9 February 2012 at 12:13

And then there are languages like COBOL, RPG, APL, AutoLisp, and any number of others that simply don’t make it into ‘the wild’ very often, if at all; they’re an invisible culture, a silent majority (or, at least, plurality) of infrastructure in business, engineering, banking, and financial companies that these metrics will likely never capture.

John Stasko

10 February 2012 at 11:18

Actually, the two are correlated probably because of which languages have the most “free” or “open source” libraries written for them.

-> free and open source code is less likely to be documented well, so there are more questions on s.o.
-> free and open source code is more likely to be used for projects which are free and open source, hence posted on github

To support these statements, I’d posit that Ada has an enormous code base, probably much bigger than Ruby, and has quite a following and active development.

The other confounder is that there is a large group of people who dislike s.o. with its childish badges, point system, and fascistic moderators.

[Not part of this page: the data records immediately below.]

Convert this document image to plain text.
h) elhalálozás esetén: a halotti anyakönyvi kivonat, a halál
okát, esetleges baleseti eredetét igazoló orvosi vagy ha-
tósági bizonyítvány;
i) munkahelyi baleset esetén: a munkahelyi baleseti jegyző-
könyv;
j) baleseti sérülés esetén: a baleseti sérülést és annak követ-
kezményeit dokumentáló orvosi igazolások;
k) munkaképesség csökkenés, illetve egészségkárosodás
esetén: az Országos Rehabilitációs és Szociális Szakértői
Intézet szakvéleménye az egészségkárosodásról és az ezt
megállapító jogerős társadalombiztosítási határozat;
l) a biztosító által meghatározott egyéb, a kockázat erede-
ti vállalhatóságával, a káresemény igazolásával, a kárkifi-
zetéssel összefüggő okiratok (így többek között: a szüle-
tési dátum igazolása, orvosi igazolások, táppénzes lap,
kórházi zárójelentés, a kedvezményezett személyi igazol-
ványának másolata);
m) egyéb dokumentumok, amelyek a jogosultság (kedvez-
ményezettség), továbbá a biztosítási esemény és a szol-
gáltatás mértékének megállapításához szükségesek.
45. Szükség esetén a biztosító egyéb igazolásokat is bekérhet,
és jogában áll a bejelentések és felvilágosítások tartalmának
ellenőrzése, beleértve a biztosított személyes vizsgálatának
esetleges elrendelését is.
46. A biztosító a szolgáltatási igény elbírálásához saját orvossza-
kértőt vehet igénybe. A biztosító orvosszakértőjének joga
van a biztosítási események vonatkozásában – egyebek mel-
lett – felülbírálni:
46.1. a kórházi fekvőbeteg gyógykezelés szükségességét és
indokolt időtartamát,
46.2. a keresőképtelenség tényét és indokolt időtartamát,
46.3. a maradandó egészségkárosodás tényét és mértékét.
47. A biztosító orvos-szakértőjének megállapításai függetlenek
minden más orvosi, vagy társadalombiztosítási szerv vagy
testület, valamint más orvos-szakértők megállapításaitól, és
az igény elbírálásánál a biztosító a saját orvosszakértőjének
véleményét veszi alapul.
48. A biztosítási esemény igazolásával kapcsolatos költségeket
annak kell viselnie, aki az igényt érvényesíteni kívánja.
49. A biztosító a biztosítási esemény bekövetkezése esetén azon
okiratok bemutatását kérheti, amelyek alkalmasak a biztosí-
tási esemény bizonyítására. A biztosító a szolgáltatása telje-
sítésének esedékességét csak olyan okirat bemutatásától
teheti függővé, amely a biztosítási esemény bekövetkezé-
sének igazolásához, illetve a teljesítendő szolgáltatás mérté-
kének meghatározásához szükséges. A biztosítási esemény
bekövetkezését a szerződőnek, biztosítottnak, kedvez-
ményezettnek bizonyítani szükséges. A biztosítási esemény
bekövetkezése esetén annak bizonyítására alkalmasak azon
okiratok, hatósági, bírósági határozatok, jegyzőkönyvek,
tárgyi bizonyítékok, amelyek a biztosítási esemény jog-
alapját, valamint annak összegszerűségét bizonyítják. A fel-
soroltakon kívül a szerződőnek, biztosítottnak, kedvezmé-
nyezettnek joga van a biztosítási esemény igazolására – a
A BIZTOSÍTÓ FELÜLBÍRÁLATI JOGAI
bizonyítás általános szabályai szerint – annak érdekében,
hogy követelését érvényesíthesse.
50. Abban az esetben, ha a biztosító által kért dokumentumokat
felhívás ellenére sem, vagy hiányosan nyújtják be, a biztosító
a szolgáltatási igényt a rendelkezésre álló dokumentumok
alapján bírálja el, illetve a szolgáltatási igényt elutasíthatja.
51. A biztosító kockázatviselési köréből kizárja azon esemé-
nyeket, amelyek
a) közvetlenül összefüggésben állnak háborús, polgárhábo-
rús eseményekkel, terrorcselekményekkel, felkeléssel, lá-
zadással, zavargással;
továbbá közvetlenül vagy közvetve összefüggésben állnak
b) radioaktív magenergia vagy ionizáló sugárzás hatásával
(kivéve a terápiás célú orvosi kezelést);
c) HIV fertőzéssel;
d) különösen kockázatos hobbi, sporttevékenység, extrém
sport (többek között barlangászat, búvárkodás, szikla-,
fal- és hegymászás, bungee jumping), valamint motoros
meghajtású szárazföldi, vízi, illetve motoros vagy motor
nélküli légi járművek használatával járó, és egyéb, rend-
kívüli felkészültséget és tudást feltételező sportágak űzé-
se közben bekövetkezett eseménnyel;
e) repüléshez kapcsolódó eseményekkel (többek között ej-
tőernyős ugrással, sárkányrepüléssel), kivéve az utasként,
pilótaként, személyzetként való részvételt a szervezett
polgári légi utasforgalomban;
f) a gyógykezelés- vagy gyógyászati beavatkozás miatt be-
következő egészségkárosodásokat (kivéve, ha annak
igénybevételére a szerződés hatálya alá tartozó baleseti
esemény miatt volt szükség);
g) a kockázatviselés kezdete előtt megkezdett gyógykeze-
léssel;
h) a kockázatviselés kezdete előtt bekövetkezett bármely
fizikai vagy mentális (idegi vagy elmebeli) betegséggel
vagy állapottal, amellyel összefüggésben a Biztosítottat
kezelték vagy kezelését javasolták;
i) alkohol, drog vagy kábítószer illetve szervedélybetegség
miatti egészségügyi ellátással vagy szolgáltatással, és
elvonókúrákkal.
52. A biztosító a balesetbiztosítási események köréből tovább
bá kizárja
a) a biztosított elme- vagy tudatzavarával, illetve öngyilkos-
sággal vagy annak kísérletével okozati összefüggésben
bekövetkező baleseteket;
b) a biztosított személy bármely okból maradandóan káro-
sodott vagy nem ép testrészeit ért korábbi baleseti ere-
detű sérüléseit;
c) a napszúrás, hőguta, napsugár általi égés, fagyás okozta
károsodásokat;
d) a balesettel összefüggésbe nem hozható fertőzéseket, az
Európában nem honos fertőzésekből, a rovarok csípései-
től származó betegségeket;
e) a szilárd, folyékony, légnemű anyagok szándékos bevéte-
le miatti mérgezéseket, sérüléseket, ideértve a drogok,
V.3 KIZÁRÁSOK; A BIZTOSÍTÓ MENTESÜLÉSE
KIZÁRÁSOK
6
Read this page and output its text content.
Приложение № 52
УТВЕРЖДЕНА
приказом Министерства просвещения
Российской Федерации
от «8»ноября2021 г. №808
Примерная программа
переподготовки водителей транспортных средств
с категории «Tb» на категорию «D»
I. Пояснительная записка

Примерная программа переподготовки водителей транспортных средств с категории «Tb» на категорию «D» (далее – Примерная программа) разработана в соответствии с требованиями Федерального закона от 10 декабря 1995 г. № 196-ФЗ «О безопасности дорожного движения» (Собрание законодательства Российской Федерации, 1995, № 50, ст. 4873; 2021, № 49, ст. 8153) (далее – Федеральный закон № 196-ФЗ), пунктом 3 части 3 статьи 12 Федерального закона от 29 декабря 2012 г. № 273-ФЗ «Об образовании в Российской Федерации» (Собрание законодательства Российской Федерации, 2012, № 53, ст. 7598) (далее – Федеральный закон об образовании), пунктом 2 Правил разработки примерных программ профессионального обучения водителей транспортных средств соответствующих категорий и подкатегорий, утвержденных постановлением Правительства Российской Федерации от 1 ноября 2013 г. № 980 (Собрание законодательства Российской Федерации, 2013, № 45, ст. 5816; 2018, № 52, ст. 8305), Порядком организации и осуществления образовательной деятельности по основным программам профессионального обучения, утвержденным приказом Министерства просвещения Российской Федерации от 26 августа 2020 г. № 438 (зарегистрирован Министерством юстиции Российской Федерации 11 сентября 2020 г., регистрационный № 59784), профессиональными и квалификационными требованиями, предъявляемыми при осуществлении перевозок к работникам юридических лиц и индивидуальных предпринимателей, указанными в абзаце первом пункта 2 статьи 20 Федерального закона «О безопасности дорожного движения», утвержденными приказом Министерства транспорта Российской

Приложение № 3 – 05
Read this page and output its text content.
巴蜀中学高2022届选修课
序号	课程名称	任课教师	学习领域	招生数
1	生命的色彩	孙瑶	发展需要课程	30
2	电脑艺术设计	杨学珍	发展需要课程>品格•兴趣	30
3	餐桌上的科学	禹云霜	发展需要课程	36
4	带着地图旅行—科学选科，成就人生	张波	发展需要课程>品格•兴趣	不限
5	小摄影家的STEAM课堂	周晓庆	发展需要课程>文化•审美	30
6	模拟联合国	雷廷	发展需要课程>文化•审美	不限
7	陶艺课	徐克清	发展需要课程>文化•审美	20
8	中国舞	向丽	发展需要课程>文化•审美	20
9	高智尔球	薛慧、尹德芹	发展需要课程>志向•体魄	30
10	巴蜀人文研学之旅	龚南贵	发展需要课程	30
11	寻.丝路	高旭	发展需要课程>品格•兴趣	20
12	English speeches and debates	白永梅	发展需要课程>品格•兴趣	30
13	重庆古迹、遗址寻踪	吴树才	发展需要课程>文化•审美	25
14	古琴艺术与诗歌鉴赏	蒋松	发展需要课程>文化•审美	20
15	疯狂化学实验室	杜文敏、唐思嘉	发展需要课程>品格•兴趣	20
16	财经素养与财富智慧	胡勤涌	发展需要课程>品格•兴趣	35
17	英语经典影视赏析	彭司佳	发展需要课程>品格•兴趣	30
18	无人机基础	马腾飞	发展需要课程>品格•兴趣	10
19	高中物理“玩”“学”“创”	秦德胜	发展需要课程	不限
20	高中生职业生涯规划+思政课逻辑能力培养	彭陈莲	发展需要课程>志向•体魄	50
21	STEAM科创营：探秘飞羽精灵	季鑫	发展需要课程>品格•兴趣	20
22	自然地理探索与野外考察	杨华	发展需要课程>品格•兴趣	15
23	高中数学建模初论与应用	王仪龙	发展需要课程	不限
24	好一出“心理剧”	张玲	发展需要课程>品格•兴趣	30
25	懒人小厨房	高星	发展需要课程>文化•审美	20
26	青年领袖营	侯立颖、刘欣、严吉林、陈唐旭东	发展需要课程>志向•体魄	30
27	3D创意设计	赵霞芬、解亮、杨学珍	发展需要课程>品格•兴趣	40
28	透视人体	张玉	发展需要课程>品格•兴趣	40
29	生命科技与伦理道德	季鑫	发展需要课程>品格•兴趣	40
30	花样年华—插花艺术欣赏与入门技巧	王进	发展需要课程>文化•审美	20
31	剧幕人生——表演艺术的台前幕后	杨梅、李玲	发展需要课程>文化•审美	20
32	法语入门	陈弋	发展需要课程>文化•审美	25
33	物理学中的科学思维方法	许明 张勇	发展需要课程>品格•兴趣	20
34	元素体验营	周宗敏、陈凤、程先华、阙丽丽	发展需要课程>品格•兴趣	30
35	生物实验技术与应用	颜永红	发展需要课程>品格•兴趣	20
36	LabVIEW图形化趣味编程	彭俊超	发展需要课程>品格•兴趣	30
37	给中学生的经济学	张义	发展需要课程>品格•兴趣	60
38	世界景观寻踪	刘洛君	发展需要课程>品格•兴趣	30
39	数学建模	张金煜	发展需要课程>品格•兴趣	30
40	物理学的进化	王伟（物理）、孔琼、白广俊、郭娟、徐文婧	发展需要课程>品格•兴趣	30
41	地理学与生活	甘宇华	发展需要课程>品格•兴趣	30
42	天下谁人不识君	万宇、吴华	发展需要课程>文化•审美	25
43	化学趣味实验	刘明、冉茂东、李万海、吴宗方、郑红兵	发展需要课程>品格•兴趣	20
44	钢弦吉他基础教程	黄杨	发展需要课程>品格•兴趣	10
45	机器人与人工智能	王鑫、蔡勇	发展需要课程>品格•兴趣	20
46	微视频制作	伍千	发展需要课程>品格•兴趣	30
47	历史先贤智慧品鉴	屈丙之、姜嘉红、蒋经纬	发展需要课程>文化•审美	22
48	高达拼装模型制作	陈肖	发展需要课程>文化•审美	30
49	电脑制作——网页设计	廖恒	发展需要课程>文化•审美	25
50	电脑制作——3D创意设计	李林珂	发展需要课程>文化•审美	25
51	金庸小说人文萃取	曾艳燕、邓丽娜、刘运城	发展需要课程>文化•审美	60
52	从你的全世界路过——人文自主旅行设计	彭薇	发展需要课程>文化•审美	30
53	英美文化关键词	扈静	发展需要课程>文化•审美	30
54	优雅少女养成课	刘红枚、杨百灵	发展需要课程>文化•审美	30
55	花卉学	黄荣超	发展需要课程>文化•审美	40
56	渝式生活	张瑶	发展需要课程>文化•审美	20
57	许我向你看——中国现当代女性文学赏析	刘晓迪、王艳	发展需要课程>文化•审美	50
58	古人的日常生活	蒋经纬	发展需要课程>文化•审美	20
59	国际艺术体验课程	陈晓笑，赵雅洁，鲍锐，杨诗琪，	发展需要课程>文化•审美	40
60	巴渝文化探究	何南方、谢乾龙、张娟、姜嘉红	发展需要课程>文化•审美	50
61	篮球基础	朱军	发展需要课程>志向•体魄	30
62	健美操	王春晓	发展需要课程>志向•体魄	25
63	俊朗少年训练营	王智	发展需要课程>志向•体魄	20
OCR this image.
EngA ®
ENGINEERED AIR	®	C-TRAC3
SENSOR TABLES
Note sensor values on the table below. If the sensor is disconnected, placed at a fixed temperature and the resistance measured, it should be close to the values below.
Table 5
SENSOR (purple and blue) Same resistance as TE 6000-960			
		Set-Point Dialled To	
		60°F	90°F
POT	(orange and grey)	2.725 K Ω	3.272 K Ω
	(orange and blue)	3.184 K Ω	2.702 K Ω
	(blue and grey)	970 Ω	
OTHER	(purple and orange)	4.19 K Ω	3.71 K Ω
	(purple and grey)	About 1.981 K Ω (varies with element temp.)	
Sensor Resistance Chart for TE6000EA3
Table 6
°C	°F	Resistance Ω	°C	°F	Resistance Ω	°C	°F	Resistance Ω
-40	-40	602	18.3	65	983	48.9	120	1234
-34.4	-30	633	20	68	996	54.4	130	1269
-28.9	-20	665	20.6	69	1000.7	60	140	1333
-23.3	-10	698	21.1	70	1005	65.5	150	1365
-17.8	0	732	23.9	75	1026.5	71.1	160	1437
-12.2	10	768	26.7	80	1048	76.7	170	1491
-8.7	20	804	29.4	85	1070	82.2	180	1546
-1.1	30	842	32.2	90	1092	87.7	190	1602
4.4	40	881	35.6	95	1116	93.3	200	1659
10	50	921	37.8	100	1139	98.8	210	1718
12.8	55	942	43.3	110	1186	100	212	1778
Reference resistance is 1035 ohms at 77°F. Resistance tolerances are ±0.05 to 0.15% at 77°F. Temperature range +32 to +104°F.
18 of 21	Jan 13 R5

I don’t know anyone who dislikes GitHub, although I’m sure such people exist.

Roman Shapovalov

12 February 2012 at 11:00

Interesting to compare the results to TIOBE index:
http://www.tiobe.com/index.php/content/paperinfo/tpci/index.html

You people are right, there is bias against old, as well as commercial, languages (Delphi, Visual Basic; C as old), while Shell is typical non-commercial example. It would be logical if newer languages are often asked about on SO, but they are also popular on github. Relatively new Python and Ruby are the leaders, though in the middle of TIOBE table and SO rating.

Another interesting bias is that languages popular in academic environment (R, Matlab, F#) are popular on SO (researchers are active discussers), but under-represented on github (researchers are used to share archives rather than version control, which is sad).

Comments are closed.